Warters also emphasized that finding “student-centric” solutions to the problems ASM tackles requires discussing the diverse backgrounds of Minerva students and the variety of needs they create, such as frustrations with financial aid, and “simply being present with the people in our class.”
“Thank you, thank you, thank you for trusting in me to represent you, your voice, and your thoughts on what it means to be here in Minerva,” Warters said. “I am always a message, call, email, or door knock away, and happy to talk with you about anything big or small, even if it doesn’t feel like a ‘major’ concern.”
“It’s the ASM’s responsibility to be more transparent about what goes on, but it’s also on the community to engage in those discussions.”
— Nebraska Grayson, Class of 2021 ASM Representative
Ultimately, as Grayson said, “there can be efforts on all parts to [improve clarity in communication]. It’s the ASM’s responsibility to be more transparent about what goes on, but it’s also on the community to engage in those discussions.”
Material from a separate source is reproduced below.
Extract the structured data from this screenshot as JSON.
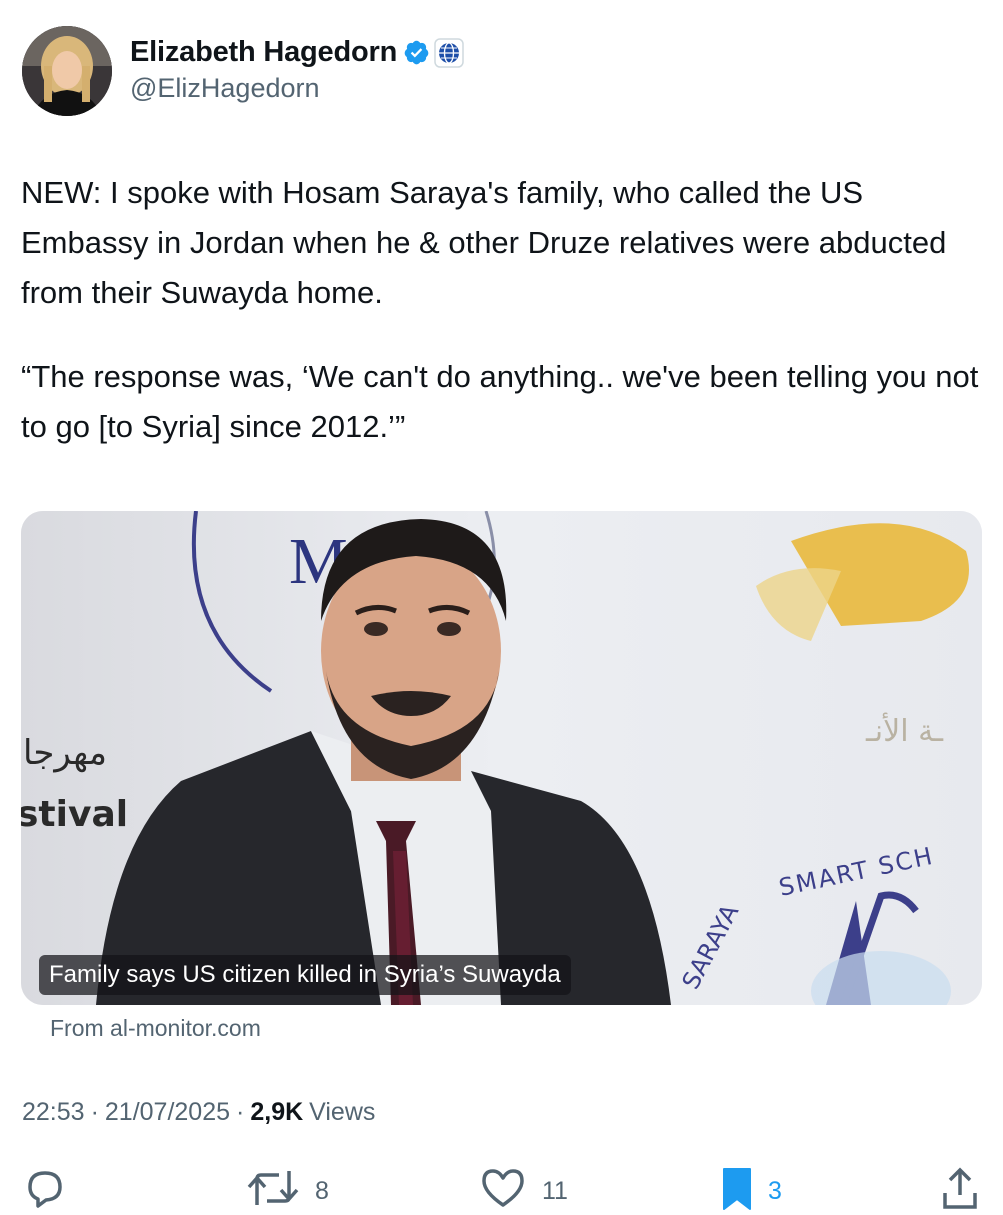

If the election turnout rate is any indicator, about 62 percent of the class of 2021 understands this and are at least nominally willing to engage with ASM. But no more than 30 students attended the Meet the Candidates session (considering the panel took place at 9 am on a Friday, however, this figure is perhaps optimistic).
“Please read our newsletters and announcements,” Hihara said. “We have always put our utmost effort into being as transparent as possible and continuing to work at it, but as is the nature of ASM, there must be active engagement/interest from the students to utilize our existence as much as possible. Please know that at the end of the day, we exist to make your voice heard.”